---
title: "Lecture 3: Exercises"
date: October 4th, 2018
output: 
  html_notebook:
    toc: true
    toc_float: true
    df_print: paged
---

```{r global_options, echo = FALSE, include = FALSE}
options(width = 80)
knitr::opts_chunk$set(
  warning = FALSE, message = FALSE,
  cache = FALSE, tidy = FALSE, size = "small")
```

```{r, warning=FALSE, message=FALSE}
library(tidyverse)
```


# Exercise 1: Parsing data
 
## Part 1: Parsing dates

Generate the correct format string to parse each of the following dates and times:
```{r}
d1 <- "January 1, 2010"
d2 <- "2015-Mar-07"
d3 <- "06-Jun-2017"
d4 <- c("August 19 (2015) - 3:04PM", "July 1 (2015) - 4:04PM")
d5 <- "12/30/14" # Dec 30, 2014
t1 <- "1705"     # 5:05PM
```


## Part 2: Read a CSV file
 
Download this NCHS dataset on leading Causes of death in the United States, 
from 1999 to 2015: https://data.cdc.gov/api/views/bi63-dtpu/rows.csv.
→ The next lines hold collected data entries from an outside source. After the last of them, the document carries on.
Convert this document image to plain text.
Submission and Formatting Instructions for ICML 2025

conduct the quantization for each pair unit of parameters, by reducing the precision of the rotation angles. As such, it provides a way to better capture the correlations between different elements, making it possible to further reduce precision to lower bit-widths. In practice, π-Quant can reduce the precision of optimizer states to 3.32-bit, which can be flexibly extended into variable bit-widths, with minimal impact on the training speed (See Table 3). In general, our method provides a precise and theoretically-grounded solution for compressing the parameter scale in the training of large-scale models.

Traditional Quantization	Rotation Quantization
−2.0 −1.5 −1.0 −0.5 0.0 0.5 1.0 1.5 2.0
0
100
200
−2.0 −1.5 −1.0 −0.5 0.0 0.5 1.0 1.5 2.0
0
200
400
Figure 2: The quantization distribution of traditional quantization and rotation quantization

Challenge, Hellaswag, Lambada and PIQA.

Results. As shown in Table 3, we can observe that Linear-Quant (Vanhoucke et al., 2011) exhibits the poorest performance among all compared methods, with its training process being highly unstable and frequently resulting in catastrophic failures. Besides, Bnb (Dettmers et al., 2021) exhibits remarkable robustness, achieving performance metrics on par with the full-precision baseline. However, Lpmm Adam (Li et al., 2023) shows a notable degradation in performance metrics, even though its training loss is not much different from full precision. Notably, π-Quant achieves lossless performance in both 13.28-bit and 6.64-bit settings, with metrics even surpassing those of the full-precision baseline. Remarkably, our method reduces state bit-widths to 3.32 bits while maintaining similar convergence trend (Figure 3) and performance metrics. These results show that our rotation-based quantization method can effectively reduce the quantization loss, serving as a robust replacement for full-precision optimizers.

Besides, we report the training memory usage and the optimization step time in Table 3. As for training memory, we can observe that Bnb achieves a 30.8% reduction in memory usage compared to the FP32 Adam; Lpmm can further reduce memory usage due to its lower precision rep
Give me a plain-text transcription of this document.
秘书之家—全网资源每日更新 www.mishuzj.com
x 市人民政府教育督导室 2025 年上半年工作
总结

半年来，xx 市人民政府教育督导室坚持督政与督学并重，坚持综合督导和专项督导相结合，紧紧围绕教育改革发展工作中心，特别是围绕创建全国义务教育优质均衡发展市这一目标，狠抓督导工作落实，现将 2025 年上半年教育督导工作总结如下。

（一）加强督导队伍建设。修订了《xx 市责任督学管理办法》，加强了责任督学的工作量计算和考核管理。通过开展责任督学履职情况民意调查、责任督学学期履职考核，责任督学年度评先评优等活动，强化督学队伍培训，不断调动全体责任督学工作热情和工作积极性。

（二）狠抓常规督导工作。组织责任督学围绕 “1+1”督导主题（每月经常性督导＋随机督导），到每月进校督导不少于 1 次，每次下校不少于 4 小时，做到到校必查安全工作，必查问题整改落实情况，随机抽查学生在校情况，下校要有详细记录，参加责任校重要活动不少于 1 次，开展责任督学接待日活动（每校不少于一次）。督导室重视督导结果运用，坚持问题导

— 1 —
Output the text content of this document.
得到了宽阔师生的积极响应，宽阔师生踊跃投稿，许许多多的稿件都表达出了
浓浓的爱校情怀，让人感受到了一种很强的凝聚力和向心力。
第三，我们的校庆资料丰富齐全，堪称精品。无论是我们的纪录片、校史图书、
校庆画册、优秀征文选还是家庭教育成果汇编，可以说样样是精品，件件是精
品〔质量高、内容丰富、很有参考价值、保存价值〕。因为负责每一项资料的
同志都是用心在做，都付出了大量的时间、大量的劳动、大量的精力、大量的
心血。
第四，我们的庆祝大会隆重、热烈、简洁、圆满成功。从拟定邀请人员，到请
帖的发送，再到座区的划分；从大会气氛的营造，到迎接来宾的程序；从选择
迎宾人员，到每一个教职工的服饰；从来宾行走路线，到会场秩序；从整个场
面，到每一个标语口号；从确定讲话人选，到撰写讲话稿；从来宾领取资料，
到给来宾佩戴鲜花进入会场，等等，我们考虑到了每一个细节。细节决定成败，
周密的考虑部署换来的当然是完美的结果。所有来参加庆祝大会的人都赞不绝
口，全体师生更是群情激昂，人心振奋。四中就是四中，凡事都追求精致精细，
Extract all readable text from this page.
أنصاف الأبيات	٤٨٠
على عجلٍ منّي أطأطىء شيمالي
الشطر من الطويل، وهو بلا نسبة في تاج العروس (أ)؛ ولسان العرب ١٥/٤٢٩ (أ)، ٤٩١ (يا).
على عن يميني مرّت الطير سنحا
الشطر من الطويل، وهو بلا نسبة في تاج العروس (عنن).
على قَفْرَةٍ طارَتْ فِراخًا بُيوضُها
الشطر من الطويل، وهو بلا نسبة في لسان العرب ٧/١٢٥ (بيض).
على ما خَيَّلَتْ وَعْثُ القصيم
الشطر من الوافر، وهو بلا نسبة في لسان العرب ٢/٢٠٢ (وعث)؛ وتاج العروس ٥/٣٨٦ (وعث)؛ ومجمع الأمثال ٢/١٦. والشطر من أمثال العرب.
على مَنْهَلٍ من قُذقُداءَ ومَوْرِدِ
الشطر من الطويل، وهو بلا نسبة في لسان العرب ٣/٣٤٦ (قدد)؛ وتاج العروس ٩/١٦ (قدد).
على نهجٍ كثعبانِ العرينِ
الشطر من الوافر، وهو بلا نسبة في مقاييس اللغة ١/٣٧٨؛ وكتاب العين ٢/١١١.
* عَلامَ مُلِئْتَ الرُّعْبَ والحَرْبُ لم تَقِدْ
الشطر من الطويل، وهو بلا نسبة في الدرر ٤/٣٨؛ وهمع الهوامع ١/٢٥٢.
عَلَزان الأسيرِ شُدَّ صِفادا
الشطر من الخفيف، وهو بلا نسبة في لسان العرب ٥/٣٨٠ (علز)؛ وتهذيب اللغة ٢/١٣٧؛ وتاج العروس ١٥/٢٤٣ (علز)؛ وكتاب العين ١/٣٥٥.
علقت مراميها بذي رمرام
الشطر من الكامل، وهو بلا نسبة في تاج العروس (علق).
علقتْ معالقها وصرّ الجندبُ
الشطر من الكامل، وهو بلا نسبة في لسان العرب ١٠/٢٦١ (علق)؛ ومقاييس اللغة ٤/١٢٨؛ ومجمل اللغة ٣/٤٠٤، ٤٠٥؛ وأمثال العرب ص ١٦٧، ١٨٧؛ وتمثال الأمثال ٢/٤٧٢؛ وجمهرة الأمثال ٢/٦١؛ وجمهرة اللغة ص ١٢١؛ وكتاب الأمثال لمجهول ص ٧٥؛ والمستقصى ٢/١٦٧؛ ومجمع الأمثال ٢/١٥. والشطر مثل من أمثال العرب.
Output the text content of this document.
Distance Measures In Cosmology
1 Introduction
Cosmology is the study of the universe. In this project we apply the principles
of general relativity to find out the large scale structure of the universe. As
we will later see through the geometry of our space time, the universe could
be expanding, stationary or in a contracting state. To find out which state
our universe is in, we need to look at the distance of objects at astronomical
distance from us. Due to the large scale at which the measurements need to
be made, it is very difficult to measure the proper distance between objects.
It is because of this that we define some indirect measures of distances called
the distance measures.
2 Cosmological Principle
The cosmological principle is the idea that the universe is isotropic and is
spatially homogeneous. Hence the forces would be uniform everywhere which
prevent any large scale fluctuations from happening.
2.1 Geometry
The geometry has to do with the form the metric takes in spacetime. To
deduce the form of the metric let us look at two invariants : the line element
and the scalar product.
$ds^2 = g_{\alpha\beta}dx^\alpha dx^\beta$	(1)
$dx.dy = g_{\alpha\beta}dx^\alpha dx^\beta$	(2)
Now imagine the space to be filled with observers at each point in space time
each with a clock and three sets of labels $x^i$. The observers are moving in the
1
Then, import it into R. Are some of the colums the wrong type?
If not is there any column that could be a factor instead of character
type?

# Execise 2: Data manipulation

## Part 1: `dplyr` verbs

Load in the dataset `movies.csv` used in the lecture:

```{r}
url <- "https://raw.githubusercontent.com/Juanets/movie-stats/master/movies.csv"
movies <- read_csv(url)
```


a. Find a subset of the movies produced after 2010. 
Save the subset in 'movies.sub' variable.

b. Keep columns 'name', 'director', 'year', 'country', 'genre', 'budget', 'gross', 'score'
in the 'movies.sub'.

c. Find the profit for each movie in 'movies.sub' as a fraction of its budget.
Convert 'budget' and 'gross' columns million dollar units founded to the first decimal point.
Use `round()` to round numbers.

d. Count the number of movies in 'movies.sub' produced by each genre,
and order them in the descending count order.

e. Now group movies in 'movies.sub' by countries and genre.
Then, count the number of movies in each group and the corresponding 
median fractional profit, the mean and standard deviation of 
the movie score for each group.


## Part 2: Chaining

Using chaining and pipes, for each genre find the three directors the
top mean movie scores received for the movies produced after 2000,
after filtering out the directors with fewer than 5 movies in total.
Hint: Use `top_n()` function to select top n from each group.

Find the movies in your favourite genre by the 5 directors
you just found. These could serve as suggestions for your next movie night!